Künstliche Intelligenz – Intelligente Kunst? Mensch-Maschine-Interaktion und kreative Praxis

Transdisziplinäre Konferenz | 07.–09. Oktober 2022 | TU Braunschweig und online

An der TU Braunschweig findet eine Tagung zur Künstlichen Intelligenz in Literatur, Kunst und Musik statt. Mit meinem Beitrag zur Rauheit der Stimme nehme ich dort eine mögliche Fehlerästhetik der musikalischer KI in den Blick.

Artificial Intelligence – Intelligent Art? Human-Machine Interaction and Creative Practice

Algorithmische Datenverarbeitung durchdringt nicht nur zunehmend den Alltag, sie wirkt auch in den Sphären kultureller Produktion wie Kunst, Literatur und Musik. Damit einher gehen u. a. Transformationen von Vorstellungen von Kreativität sowie nicht-anthropozentrische Perspektiven auf künstlerische Praktiken. Die Auseinandersetzung mit den ästhetischen, kulturellen und sozialen Implikationen dieser Entwicklung ist ein fortwährender Prozess, zu dem diese zweisprachige (Deutsch und Englisch) und transdisziplinäre Abschlusskonferenz im Rahmen des Projekts Von der Avantgarde zum Algorithmus: Automatisierte Kreativität in Literatur und Musik einen Beitrag leistet möchte.

Hier gehts zum ausführlichen Programm und zur Anmeldung!

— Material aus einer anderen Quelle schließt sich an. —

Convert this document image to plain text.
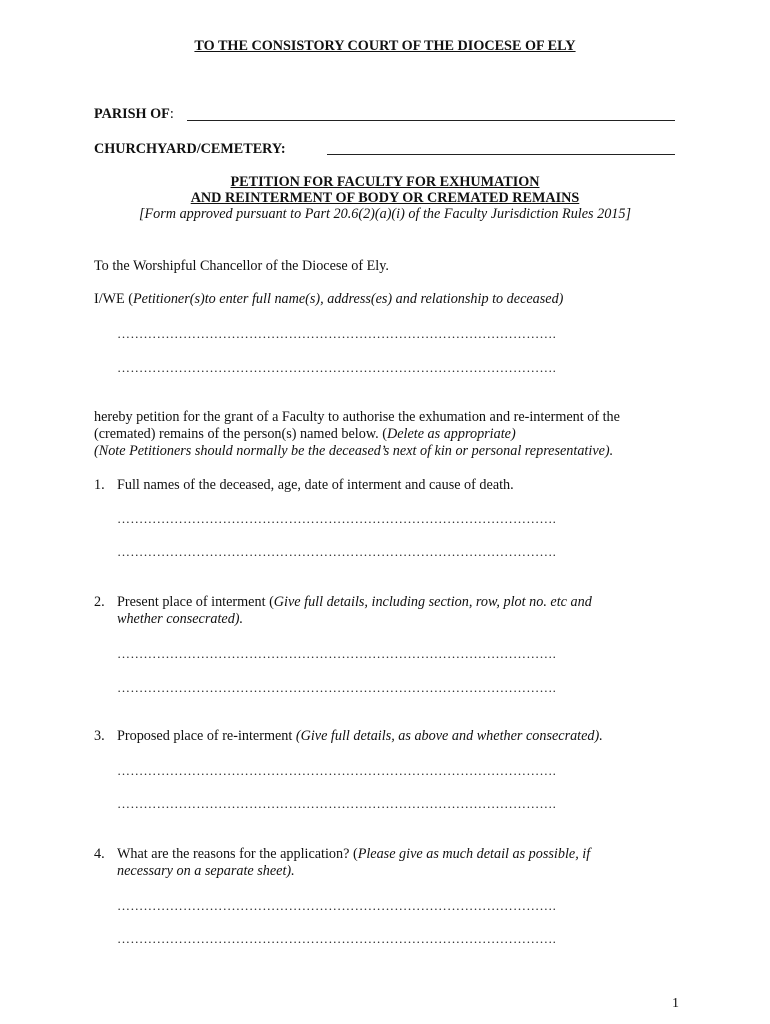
TO THE CONSISTORY COURT OF THE DIOCESE OF ELY
PARISH OF:
CHURCHYARD/CEMETERY:
PETITION FOR FACULTY FOR EXHUMATION
AND REINTERMENT OF BODY OR CREMATED REMAINS
[Form approved pursuant to Part 20.6(2)(a)(i) of the Faculty Jurisdiction Rules 2015]
To the Worshipful Chancellor of the Diocese of Ely.
I/WE (Petitioner(s)to enter full name(s), address(es) and relationship to deceased)
……………………………………………………………………………………….
……………………………………………………………………………………….
hereby petition for the grant of a Faculty to authorise the exhumation and re-interment of the
(cremated) remains of the person(s) named below. (Delete as appropriate)
(Note Petitioners should normally be the deceased’s next of kin or personal representative).
1. Full names of the deceased, age, date of interment and cause of death.
……………………………………………………………………………………….
……………………………………………………………………………………….
2. Present place of interment (Give full details, including section, row, plot no. etc and
whether consecrated).
……………………………………………………………………………………….
……………………………………………………………………………………….
3. Proposed place of re-interment (Give full details, as above and whether consecrated).
……………………………………………………………………………………….
……………………………………………………………………………………….
4. What are the reasons for the application? (Please give as much detail as possible, if
necessary on a separate sheet).
……………………………………………………………………………………….
……………………………………………………………………………………….
1
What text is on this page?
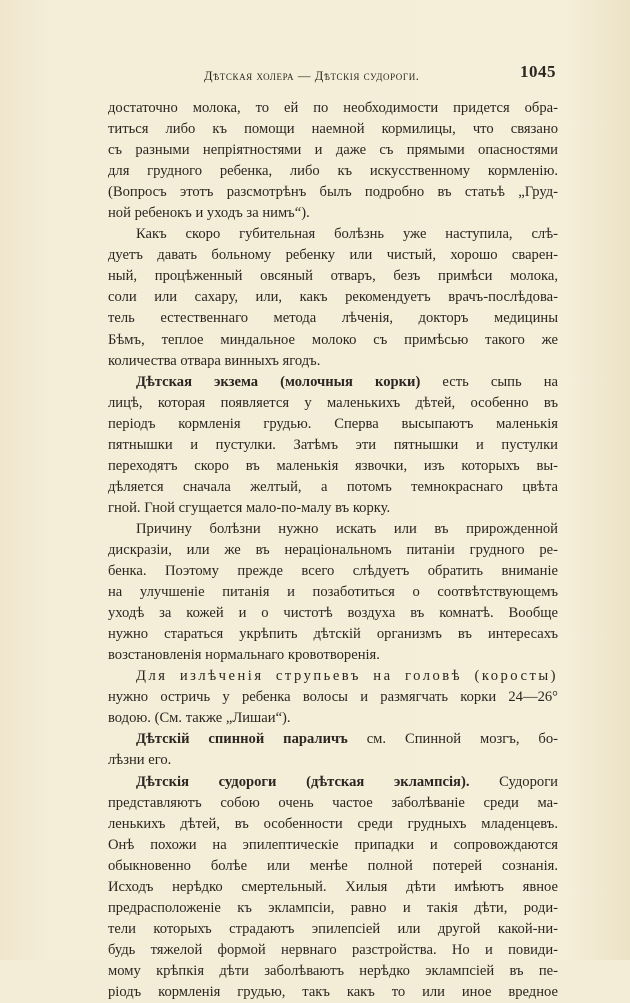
Дѣтская холера — Дѣтскія судороги.	1045
достаточно молока, то ей по необходимости придется обра-
титься либо къ помощи наемной кормилицы, что связано
съ разными непріятностями и даже съ прямыми опасностями
для грудного ребенка, либо къ искусственному кормленію.
(Вопросъ этотъ разсмотрѣнъ былъ подробно въ статьѣ „Груд-
ной ребенокъ и уходъ за нимъ“).
Какъ скоро губительная болѣзнь уже наступила, слѣ-
дуетъ давать больному ребенку или чистый, хорошо сварен-
ный, процѣженный овсяный отваръ, безъ примѣси молока,
соли или сахару, или, какъ рекомендуетъ врачъ-послѣдова-
тель естественнаго метода лѣченія, докторъ медицины
Бѣмъ, теплое миндальное молоко съ примѣсью такого же
количества отвара винныхъ ягодъ.
Дѣтская экзема (молочныя корки) есть сыпь на
лицѣ, которая появляется у маленькихъ дѣтей, особенно въ
періодъ кормленія грудью. Сперва высыпаютъ маленькія
пятнышки и пустулки. Затѣмъ эти пятнышки и пустулки
переходятъ скоро въ маленькія язвочки, изъ которыхъ вы-
дѣляется сначала желтый, а потомъ темнокраснаго цвѣта
гной. Гной сгущается мало-по-малу въ корку.
Причину болѣзни нужно искать или въ прирожденной
дискразіи, или же въ нераціональномъ питаніи грудного ре-
бенка. Поэтому прежде всего слѣдуетъ обратить вниманіе
на улучшеніе питанія и позаботиться о соотвѣтствующемъ
уходѣ за кожей и о чистотѣ воздуха въ комнатѣ. Вообще
нужно стараться укрѣпить дѣтскій организмъ въ интересахъ
возстановленія нормальнаго кровотворенія.
Для излѣченія струпьевъ на головѣ (коросты)
нужно остричь у ребенка волосы и размягчать корки 24—26°
водою. (См. также „Лишаи“).
Дѣтскій спинной параличъ см. Спинной мозгъ, бо-
лѣзни его.
Дѣтскія судороги (дѣтская эклампсія). Судороги
представляютъ собою очень частое заболѣваніе среди ма-
ленькихъ дѣтей, въ особенности среди грудныхъ младенцевъ.
Онѣ похожи на эпилептическіе припадки и сопровождаются
обыкновенно болѣе или менѣе полной потерей сознанія.
Исходъ нерѣдко смертельный. Хилыя дѣти имѣютъ явное
предрасположеніе къ эклампсіи, равно и такія дѣти, роди-
тели которыхъ страдаютъ эпилепсіей или другой какой-ни-
будь тяжелой формой нервнаго разстройства. Но и повиди-
мому крѣпкія дѣти заболѣваютъ нерѣдко эклампсіей въ пе-
ріодъ кормленія грудью, такъ какъ то или иное вредное
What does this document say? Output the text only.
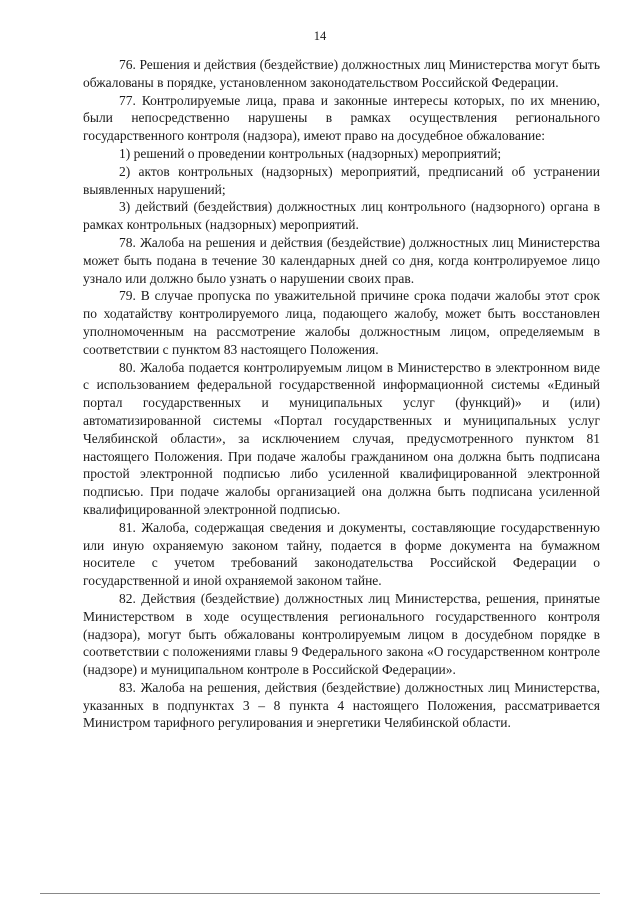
14

76. Решения и действия (бездействие) должностных лиц Министерства могут быть обжалованы в порядке, установленном законодательством Российской Федерации.

77. Контролируемые лица, права и законные интересы которых, по их мнению, были непосредственно нарушены в рамках осуществления регионального государственного контроля (надзора), имеют право на досудебное обжалование:

1) решений о проведении контрольных (надзорных) мероприятий;

2) актов контрольных (надзорных) мероприятий, предписаний об устранении выявленных нарушений;

3) действий (бездействия) должностных лиц контрольного (надзорного) органа в рамках контрольных (надзорных) мероприятий.

78. Жалоба на решения и действия (бездействие) должностных лиц Министерства может быть подана в течение 30 календарных дней со дня, когда контролируемое лицо узнало или должно было узнать о нарушении своих прав.

79. В случае пропуска по уважительной причине срока подачи жалобы этот срок по ходатайству контролируемого лица, подающего жалобу, может быть восстановлен уполномоченным на рассмотрение жалобы должностным лицом, определяемым в соответствии с пунктом 83 настоящего Положения.

80. Жалоба подается контролируемым лицом в Министерство в электронном виде с использованием федеральной государственной информационной системы «Единый портал государственных и муниципальных услуг (функций)» и (или) автоматизированной системы «Портал государственных и муниципальных услуг Челябинской области», за исключением случая, предусмотренного пунктом 81 настоящего Положения. При подаче жалобы гражданином она должна быть подписана простой электронной подписью либо усиленной квалифицированной электронной подписью. При подаче жалобы организацией она должна быть подписана усиленной квалифицированной электронной подписью.

81. Жалоба, содержащая сведения и документы, составляющие государственную или иную охраняемую законом тайну, подается в форме документа на бумажном носителе с учетом требований законодательства Российской Федерации о государственной и иной охраняемой законом тайне.

82. Действия (бездействие) должностных лиц Министерства, решения, принятые Министерством в ходе осуществления регионального государственного контроля (надзора), могут быть обжалованы контролируемым лицом в досудебном порядке в соответствии с положениями главы 9 Федерального закона «О государственном контроле (надзоре) и муниципальном контроле в Российской Федерации».

83. Жалоба на решения, действия (бездействие) должностных лиц Министерства, указанных в подпунктах 3 – 8 пункта 4 настоящего Положения, рассматривается Министром тарифного регулирования и энергетики Челябинской области.
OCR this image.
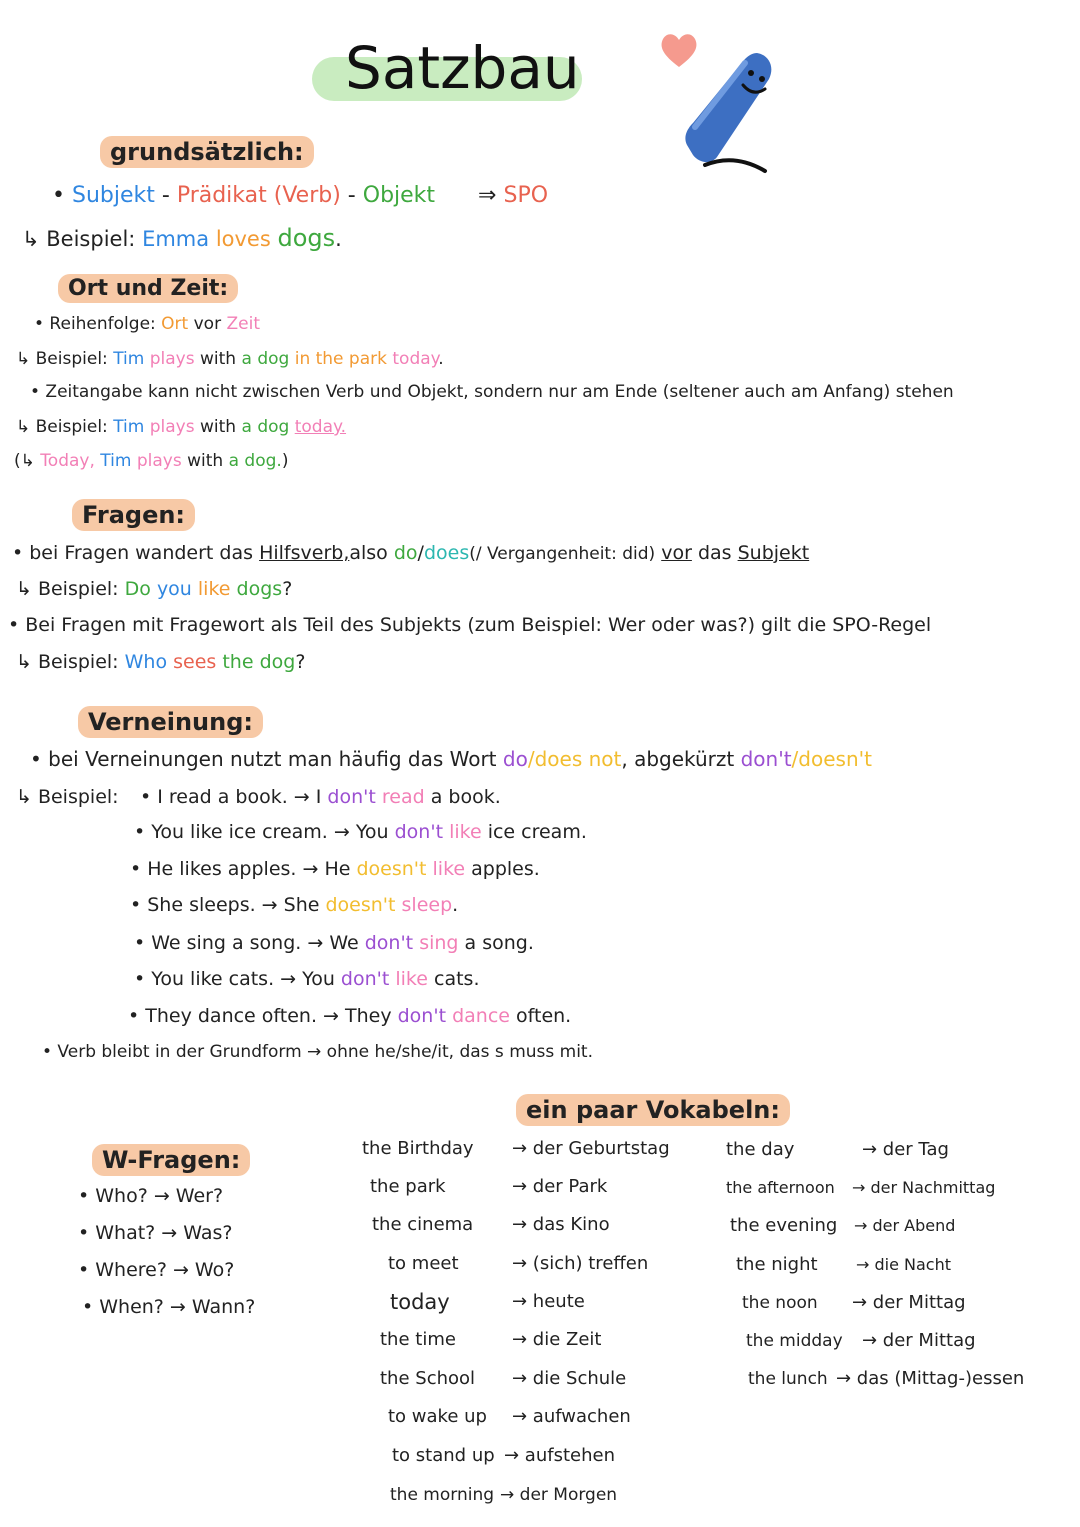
Satzbau
grundsätzlich:
• Subjekt - Prädikat (Verb) - Objekt ⇒ SPO
↳ Beispiel: Emma loves dogs.
Ort und Zeit:
• Reihenfolge: Ort vor Zeit
↳ Beispiel: Tim plays with a dog in the park today.
• Zeitangabe kann nicht zwischen Verb und Objekt, sondern nur am Ende (seltener auch am Anfang) stehen
↳ Beispiel: Tim plays with a dog today.
(↳ Today, Tim plays with a dog.)
Fragen:
• bei Fragen wandert das Hilfsverb,also do/does(/ Vergangenheit: did) vor das Subjekt
↳ Beispiel: Do you like dogs?
• Bei Fragen mit Fragewort als Teil des Subjekts (zum Beispiel: Wer oder was?) gilt die SPO-Regel
↳ Beispiel: Who sees the dog?
Verneinung:
• bei Verneinungen nutzt man häufig das Wort do/does not, abgekürzt don't/doesn't
↳ Beispiel: • I read a book. → I don't read a book.
• You like ice cream. → You don't like ice cream.
• He likes apples. → He doesn't like apples.
• She sleeps. → She doesn't sleep.
• We sing a song. → We don't sing a song.
• You like cats. → You don't like cats.
• They dance often. → They don't dance often.
• Verb bleibt in der Grundform → ohne he/she/it, das s muss mit.
W-Fragen:
• Who? → Wer?
• What? → Was?
• Where? → Wo?
• When? → Wann?
ein paar Vokabeln:
the Birthday → der Geburtstag
the park	→ der Park
the cinema → das Kino
to meet	→ (sich) treffen
today	→ heute
the time	→ die Zeit
the School → die Schule
to wake up → aufwachen
to stand up → aufstehen
the morning → der Morgen
the day	→ der Tag
the afternoon → der Nachmittag
the evening → der Abend
the night → die Nacht
the noon → der Mittag
the midday → der Mittag
the lunch → das (Mittag-)essen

Ich halte meinen Beitrag auf Englisch (deutsches Abstract s.u.):

Sunday 11:30 am: The Roughness of the Voice – Neuronal Networks, Failure Aesthetics and musical AI

So-called neural networks, especially Generative Adversarial Networks (Goodfellow et al. 2014), form a central method of machine learning in music production. This method is particularly interesting for music and art because it promises to be able to produce something new and surprising, in other words to show a kind of machine creativity (Cádiz et al. 2021). This creativity, be it something unexpected, inspiring or a unique sound characteristic, appears at the limits of AI through its limitations and malfunctions, the moments of failure of these technologies (Claussen 2020). In my lecture, I therefore contrast a kind of AI of clean musical notation formats on the one hand with a more phonographic or sound studies oriented AI on the other and discover the roughness, the special uniqueness in the sound of the neural networks. In doing so, references are made to positions in media studies as well as to the genre of the so-called Clicks & Cuts (Cascone 2000; Großmann 2003).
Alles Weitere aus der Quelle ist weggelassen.